IPsec clients screencast

johan — Tue, 10 Jul 2007 10:27:46 +0000

I’ve just updated the OpenBSD IPsec client pages with some more recent info, including how to setup tunnels using the more modern ipsec.conf file. To top it all off, I’ve created a screencast on how to set this up, which should make things much easier for you to get up and running with a recent installation:

http://www.allard.nu/openbsd/ipsecclients/basic_setup/

Enjoy!

Announcing the OpenBSD MailServer Project

johan — Sun, 29 Jul 2007 10:58:35 +0000

Following the success of the PFW iso images, I have now released a MailServer following a similar concept. With this MailServer, you will get a state of the art open source mailserver using:

Posffix MTA
Dovecot POP/IMAP Server
SpamAssassin and Clam AV
IlohaMail webmail interface
Webmail interface to manage users, domains and forwardings

Everything configured using Secure by Default standards and all setup so that you can have a mailserver up an running in 5 minutes. You just need to add your domains and users and you’re good to go.

I’m selling this for $49, which if you value your own time at anything, very cheap. Many hours have gone down researching the best products for each component and many hours working out the best way of making them work together.

I certainly also recommend you downloading the VMware image as a way of testing that the MailServer Project indeed would be something for you.

You can find the OpenBSD MailServer Project here.

Enjoy!

November MailServer update

johan — Wed, 14 Nov 2007 09:22:58 +0000

Well, it’s been an interesting couple of weeks with lots of development on the MailServer project. The product is definitely maturing quite nicely and today I updated the VMware image and posted on the VMware Virtual Appliance directory. The VMware image is now based on the latest updated MailServer fixes and I’m sorry the 2000 people or so that already downloaded the old VMware image that had a few issues. Please give it another go with this new version and you will be much happier. The old version also had severe hard drive space limitations and this new one has a lot more space.
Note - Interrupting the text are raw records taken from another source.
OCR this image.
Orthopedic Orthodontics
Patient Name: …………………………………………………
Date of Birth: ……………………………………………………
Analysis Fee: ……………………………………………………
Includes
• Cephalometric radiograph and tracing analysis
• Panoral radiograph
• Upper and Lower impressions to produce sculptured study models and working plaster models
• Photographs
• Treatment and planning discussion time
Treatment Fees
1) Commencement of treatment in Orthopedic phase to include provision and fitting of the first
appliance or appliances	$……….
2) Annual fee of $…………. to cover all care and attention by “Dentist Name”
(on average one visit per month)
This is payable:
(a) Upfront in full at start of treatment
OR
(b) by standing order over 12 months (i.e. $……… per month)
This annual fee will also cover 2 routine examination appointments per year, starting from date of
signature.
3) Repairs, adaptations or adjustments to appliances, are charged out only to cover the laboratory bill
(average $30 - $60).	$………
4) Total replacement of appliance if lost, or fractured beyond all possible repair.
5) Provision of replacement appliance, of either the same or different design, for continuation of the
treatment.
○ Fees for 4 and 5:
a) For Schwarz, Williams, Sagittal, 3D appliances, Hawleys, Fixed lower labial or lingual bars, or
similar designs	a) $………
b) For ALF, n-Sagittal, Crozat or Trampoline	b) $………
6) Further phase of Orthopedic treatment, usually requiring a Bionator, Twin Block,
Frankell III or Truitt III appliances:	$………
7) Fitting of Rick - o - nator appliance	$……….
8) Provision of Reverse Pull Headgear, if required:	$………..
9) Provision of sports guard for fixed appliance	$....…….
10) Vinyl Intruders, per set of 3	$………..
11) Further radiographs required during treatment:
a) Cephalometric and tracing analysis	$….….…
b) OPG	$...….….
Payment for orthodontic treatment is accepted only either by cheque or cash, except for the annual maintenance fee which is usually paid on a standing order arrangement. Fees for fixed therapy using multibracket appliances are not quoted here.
The most interesting changes that has happened is that I’ve started to develop a gui to change user account settings, like changing Antispam white and black listings and adding a Vacation function that can be set to automatically be removed at a certain date.

There’s still a lot more things that I want to do with the MailServer, and the next step is to update the base image to OpenBSD 4.2. After that I will most likely turn my attention to create a Dashboard that will display CPU and memory usage. I also have a very nice ajax based log viewer that will update log entries without reloading the page working and not yet finalised. This will hopefully be added in the next couple of weeks.